Sadr's men continue to hold shrine

Militiamen brandished weapons defiantly and mocked Iraq's interim government around the mosque, at the center of a confrontation with US forces that has helped drive oil prices to record highs and presented the government with is biggest crisis yet.
Holding out hope for a peaceful resolution, one of Sadr's top aides said the rebel leader wanted to hand over Iraq's holiest Shi'ite shrine to Ayatollah Ali al-Sistani, the country's most influential Shi'ite cleric, and that talks on the mosque's future were under way.
"We would like to hand over the shrine to the religious establishment which has the right to control it," Sheikh Ahmad al-Sheibani told reporters. "It is only natural that Ayatollah Sistani should accept it."
Sistani, who usually lives in Najaf, is now in Britain recovering from surgery.
But Sadr's aide later added that Sadr's militia would continue to guard the mosque after any handover, precisely the outcome that Iraq's interim government has vowed to prevent.
Sheibani said no time had been set for a handover of the mosque and called on the interim government of Prime Minister Iyad Allawi, which has threatened to storm the mosque, to pursue a peaceful solution to the crisis.
Hundreds of young men inside the shrine chanted slogans vilifying Allawi, who has called on them to lay down their weapons and leave the golden-domed shrine.
Sheibani said Sadr had agreed to hand over the keys to the shrine to Sistani's aides, but did not say when.
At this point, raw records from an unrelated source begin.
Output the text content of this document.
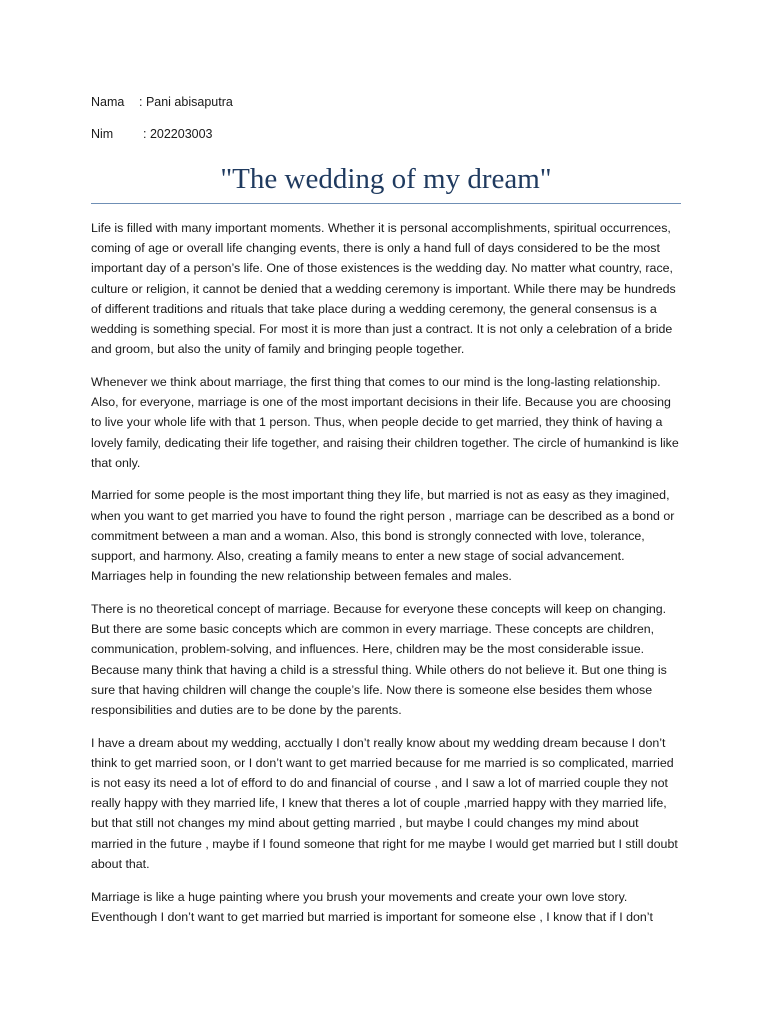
Nama : Pani abisaputra
Nim : 202203003
"The wedding of my dream"

Life is filled with many important moments. Whether it is personal accomplishments, spiritual occurrences, coming of age or overall life changing events, there is only a hand full of days considered to be the most important day of a person’s life. One of those existences is the wedding day. No matter what country, race, culture or religion, it cannot be denied that a wedding ceremony is important. While there may be hundreds of different traditions and rituals that take place during a wedding ceremony, the general consensus is a wedding is something special. For most it is more than just a contract. It is not only a celebration of a bride and groom, but also the unity of family and bringing people together.

Whenever we think about marriage, the first thing that comes to our mind is the long-lasting relationship. Also, for everyone, marriage is one of the most important decisions in their life. Because you are choosing to live your whole life with that 1 person. Thus, when people decide to get married, they think of having a lovely family, dedicating their life together, and raising their children together. The circle of humankind is like that only.

Married for some people is the most important thing they life, but married is not as easy as they imagined, when you want to get married you have to found the right person , marriage can be described as a bond or commitment between a man and a woman. Also, this bond is strongly connected with love, tolerance, support, and harmony. Also, creating a family means to enter a new stage of social advancement. Marriages help in founding the new relationship between females and males.

There is no theoretical concept of marriage. Because for everyone these concepts will keep on changing. But there are some basic concepts which are common in every marriage. These concepts are children, communication, problem-solving, and influences. Here, children may be the most considerable issue. Because many think that having a child is a stressful thing. While others do not believe it. But one thing is sure that having children will change the couple’s life. Now there is someone else besides them whose responsibilities and duties are to be done by the parents.

I have a dream about my wedding, acctually I don’t really know about my wedding dream because I don’t think to get married soon, or I don’t want to get married because for me married is so complicated, married is not easy its need a lot of efford to do and financial of course , and I saw a lot of married couple they not really happy with they married life, I knew that theres a lot of couple ,married happy with they married life, but that still not changes my mind about getting married , but maybe I could changes my mind about married in the future , maybe if I found someone that right for me maybe I would get married but I still doubt about that.

Marriage is like a huge painting where you brush your movements and create your own love story. Eventhough I don’t want to get married but married is important for someone else , I know that if I don’t
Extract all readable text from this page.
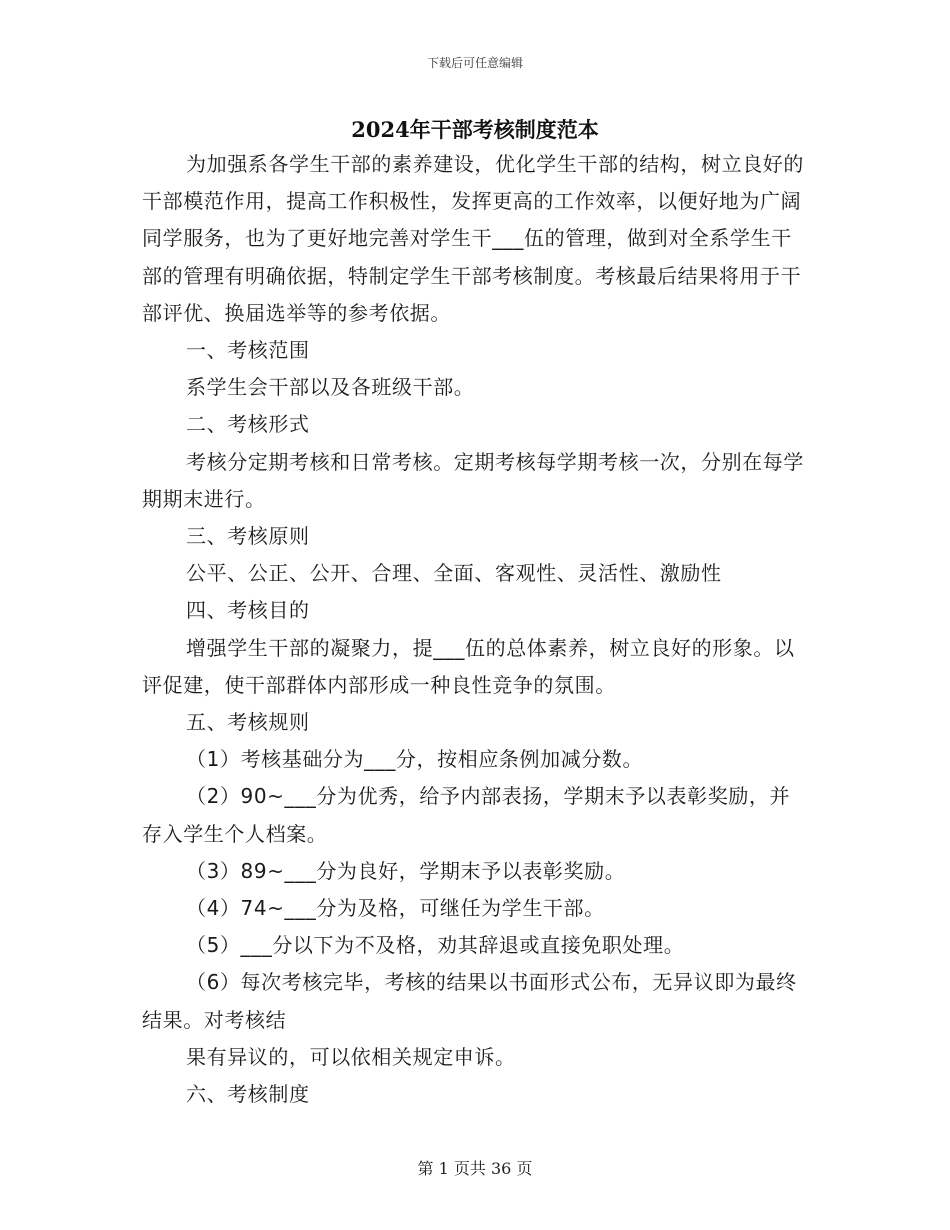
下载后可任意编辑
2024年干部考核制度范本

为加强系各学生干部的素养建设，优化学生干部的结构，树立良好的干部模范作用，提高工作积极性，发挥更高的工作效率，以便好地为广阔同学服务，也为了更好地完善对学生干___伍的管理，做到对全系学生干部的管理有明确依据，特制定学生干部考核制度。考核最后结果将用于干部评优、换届选举等的参考依据。

一、考核范围

系学生会干部以及各班级干部。

二、考核形式

考核分定期考核和日常考核。定期考核每学期考核一次，分别在每学期期末进行。

三、考核原则

公平、公正、公开、合理、全面、客观性、灵活性、激励性

四、考核目的

增强学生干部的凝聚力，提___伍的总体素养，树立良好的形象。以评促建，使干部群体内部形成一种良性竞争的氛围。

五、考核规则

（1）考核基础分为___分，按相应条例加减分数。

（2）90~___分为优秀，给予内部表扬，学期末予以表彰奖励，并存入学生个人档案。

（3）89~___分为良好，学期末予以表彰奖励。

（4）74~___分为及格，可继任为学生干部。

（5）___分以下为不及格，劝其辞退或直接免职处理。

（6）每次考核完毕，考核的结果以书面形式公布，无异议即为最终结果。对考核结

果有异议的，可以依相关规定申诉。

六、考核制度

第 1 页共 36 页
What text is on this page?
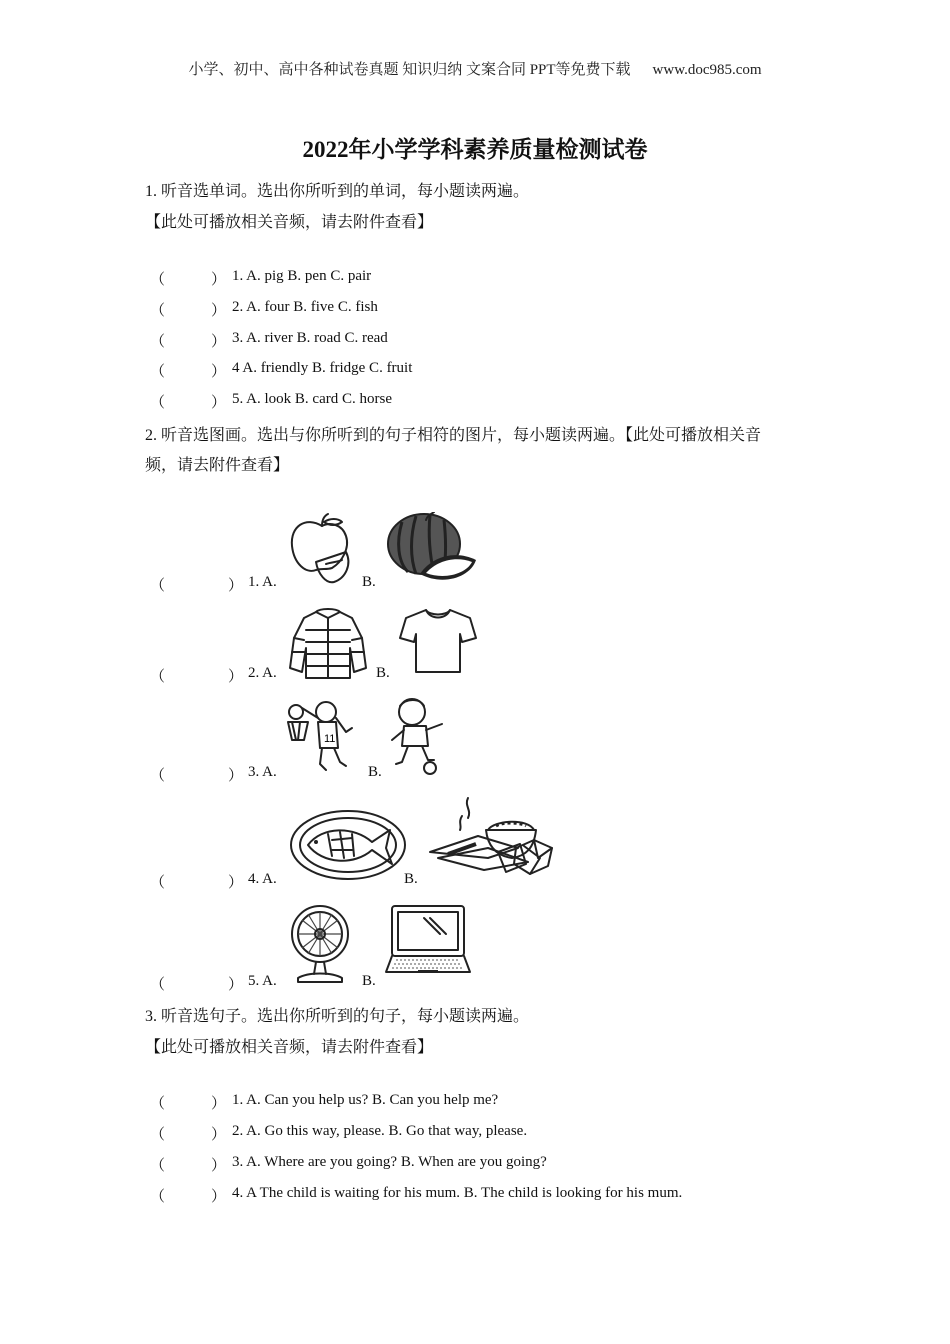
小学、初中、高中各种试卷真题 知识归纳 文案合同 PPT等免费下载 www.doc985.com
2022年小学学科素养质量检测试卷
1. 听音选单词。选出你所听到的单词，每小题读两遍。
【此处可播放相关音频，请去附件查看】
（	） 1. A. pig B. pen C. pair
（	） 2. A. four B. five C. fish
（	） 3. A. river B. road C. read
（	） 4 A. friendly B. fridge C. fruit
（	） 5. A. look B. card C. horse
2. 听音选图画。选出与你所听到的句子相符的图片，每小题读两遍。【此处可播放相关音
频，请去附件查看】
（	） 1. A.	B.
（	） 2. A.	B.
（	） 3. A.	B.
11
（	） 4. A.	B.
（	） 5. A.	B.
3. 听音选句子。选出你所听到的句子，每小题读两遍。
【此处可播放相关音频，请去附件查看】
（	） 1. A. Can you help us? B. Can you help me?
（	） 2. A. Go this way, please. B. Go that way, please.
（	） 3. A. Where are you going? B. When are you going?
（	） 4. A The child is waiting for his mum. B. The child is looking for his mum.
Such a handover would be largely symbolic if Sadr's fighters remained in place in and around the mosque, where they have been fighting off efforts by US and Iraqi government forces to dislodge them.
The sound of explosions echoed across the holy city early on Saturday, though their causes was not clear. The blasts followed a relatively quiet night, the calm broken only sporadically by US aircraft flying overhead.
Meanwhile a senior policeman was shot dead early Saturday in the restive city of Ramadi, while three Iraqis were killed and 11 wounded in three homemade bomb explosions across the country, police and medics said.
Colonel Saad Samir al-Dulaimi, head of the crime fighting unit in the Sunni Muslim bastion of Ramadi, west of Baghdad, was gunned down as he left home at around 8:30 am (0430 GMT), said police Captain Ghassan Kadhim.
Further north, in the troubled city of Baquba, a roadside bomb exploded at about the same time, killing a peddler and wounding five dustmen, said police and medical sources.